5-year-old girl temporarily paralyzed, unable to breathe after tick bites her: 'I fell face first'

A 5-year-old girl was hospitalized and suffered temporary paralysis after contracting a rare, potentially deadly condition caused by tick bites, according to WXIX-TV.

Averey Mell, of Cincinnati, Ohio, was rushed to the hospital earlier this month after she collapsed in her home.

"I fell face first into the bathroom," the five-year-old told WXIX.

Doctors at Cincinnati Children’s Hospital were initially baffled by Avery's condition. She was unable to feed herself and eventually started having trouble breathing on her own.

After Avery was moved to the ICU, her mother, Sami Mell, found two Dogwood ticks — each the size of a quarter — on her head behind her ear.

"When we got to ICU I noticed a lump in her hair. It was a tick," Mell wrote in a Facebook post describing the ordeal. "I searched her and found another at the back of her head in [the] neckline."

Doctors diagnosed Avery with tick paralysis, a rare disease caused by only five tick species found in North America. The condition is fatal in about 12 percent of untreated cases.

Symptoms of tick paralysis include fatigue, muscle pains and numbness, which rapidly spreads through the body and can eventually lead to respiratory failure.

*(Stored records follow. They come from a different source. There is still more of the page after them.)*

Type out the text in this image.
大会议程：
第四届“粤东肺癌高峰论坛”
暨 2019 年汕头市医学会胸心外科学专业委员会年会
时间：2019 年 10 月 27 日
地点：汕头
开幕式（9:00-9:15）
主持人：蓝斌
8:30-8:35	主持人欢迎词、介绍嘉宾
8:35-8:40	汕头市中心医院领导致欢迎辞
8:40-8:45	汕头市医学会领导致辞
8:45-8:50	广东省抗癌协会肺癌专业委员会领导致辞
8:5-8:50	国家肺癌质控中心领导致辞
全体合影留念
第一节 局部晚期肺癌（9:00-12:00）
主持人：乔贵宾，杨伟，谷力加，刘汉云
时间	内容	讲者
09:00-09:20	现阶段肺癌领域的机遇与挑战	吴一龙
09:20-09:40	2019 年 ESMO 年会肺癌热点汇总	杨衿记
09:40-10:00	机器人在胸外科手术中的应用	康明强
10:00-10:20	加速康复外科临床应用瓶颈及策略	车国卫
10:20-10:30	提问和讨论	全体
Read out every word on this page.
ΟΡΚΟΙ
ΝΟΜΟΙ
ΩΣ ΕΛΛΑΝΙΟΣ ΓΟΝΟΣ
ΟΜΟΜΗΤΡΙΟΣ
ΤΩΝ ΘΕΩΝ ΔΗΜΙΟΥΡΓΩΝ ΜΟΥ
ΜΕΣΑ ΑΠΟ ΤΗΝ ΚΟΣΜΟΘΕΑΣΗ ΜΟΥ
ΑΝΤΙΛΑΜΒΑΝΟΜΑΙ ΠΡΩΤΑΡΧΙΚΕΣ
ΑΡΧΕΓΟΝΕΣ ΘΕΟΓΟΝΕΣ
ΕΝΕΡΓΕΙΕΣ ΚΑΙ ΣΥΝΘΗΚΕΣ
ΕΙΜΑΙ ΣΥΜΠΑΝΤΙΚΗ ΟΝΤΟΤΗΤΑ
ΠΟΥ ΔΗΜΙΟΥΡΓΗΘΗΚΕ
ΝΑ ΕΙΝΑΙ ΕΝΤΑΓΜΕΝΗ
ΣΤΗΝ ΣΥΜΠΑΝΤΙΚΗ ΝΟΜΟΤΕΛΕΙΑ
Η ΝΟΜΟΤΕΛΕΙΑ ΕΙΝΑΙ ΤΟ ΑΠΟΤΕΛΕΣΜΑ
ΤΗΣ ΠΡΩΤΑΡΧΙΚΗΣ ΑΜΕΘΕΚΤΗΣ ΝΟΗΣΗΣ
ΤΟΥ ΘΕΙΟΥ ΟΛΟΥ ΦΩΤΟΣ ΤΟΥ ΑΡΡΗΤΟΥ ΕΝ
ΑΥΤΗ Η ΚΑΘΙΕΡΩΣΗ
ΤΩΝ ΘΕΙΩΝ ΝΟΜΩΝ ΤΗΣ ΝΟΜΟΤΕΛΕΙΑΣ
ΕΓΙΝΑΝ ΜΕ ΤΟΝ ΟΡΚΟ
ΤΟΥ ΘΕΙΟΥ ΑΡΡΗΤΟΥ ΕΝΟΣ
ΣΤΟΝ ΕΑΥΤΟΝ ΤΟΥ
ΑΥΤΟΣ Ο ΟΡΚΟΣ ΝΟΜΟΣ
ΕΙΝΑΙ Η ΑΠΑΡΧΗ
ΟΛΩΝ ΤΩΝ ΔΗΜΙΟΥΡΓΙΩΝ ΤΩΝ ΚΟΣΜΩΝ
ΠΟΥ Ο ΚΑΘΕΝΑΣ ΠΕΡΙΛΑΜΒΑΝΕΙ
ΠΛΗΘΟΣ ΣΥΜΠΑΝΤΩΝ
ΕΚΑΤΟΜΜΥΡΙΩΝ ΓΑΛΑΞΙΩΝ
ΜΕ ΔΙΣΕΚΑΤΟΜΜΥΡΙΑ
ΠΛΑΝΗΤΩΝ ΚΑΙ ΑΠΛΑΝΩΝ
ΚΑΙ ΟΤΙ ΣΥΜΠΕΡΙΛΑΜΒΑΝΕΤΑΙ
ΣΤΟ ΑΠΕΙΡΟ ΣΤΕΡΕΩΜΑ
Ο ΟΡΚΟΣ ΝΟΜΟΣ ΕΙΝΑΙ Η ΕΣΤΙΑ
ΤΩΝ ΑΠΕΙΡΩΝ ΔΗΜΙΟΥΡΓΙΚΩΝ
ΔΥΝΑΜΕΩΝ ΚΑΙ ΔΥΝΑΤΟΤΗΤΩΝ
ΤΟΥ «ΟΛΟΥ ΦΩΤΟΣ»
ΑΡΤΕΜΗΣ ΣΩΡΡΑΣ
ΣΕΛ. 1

"She couldn’t feed herself, she got to the point where she couldn’t breathe on her own," Mell told WXIX. "They were prepared for her lungs not to work on her own."

Mell's Facebook post said Avery was choking on her own saliva and had to have a breathing tube placed down her throat. The family said doctors were shocked by the young girl's condition.

"The infectious disease doctor of 30 years said he’s never seen nothing like it," Dave Goslin, Averey’s grandfather, told WXIX.

It's unclear exactly how rare tick paralysis is, but another case was reported in Colorado this June. In that instance, a 7-year-old girl fell ill after being bitten by ticks at an overnight camp.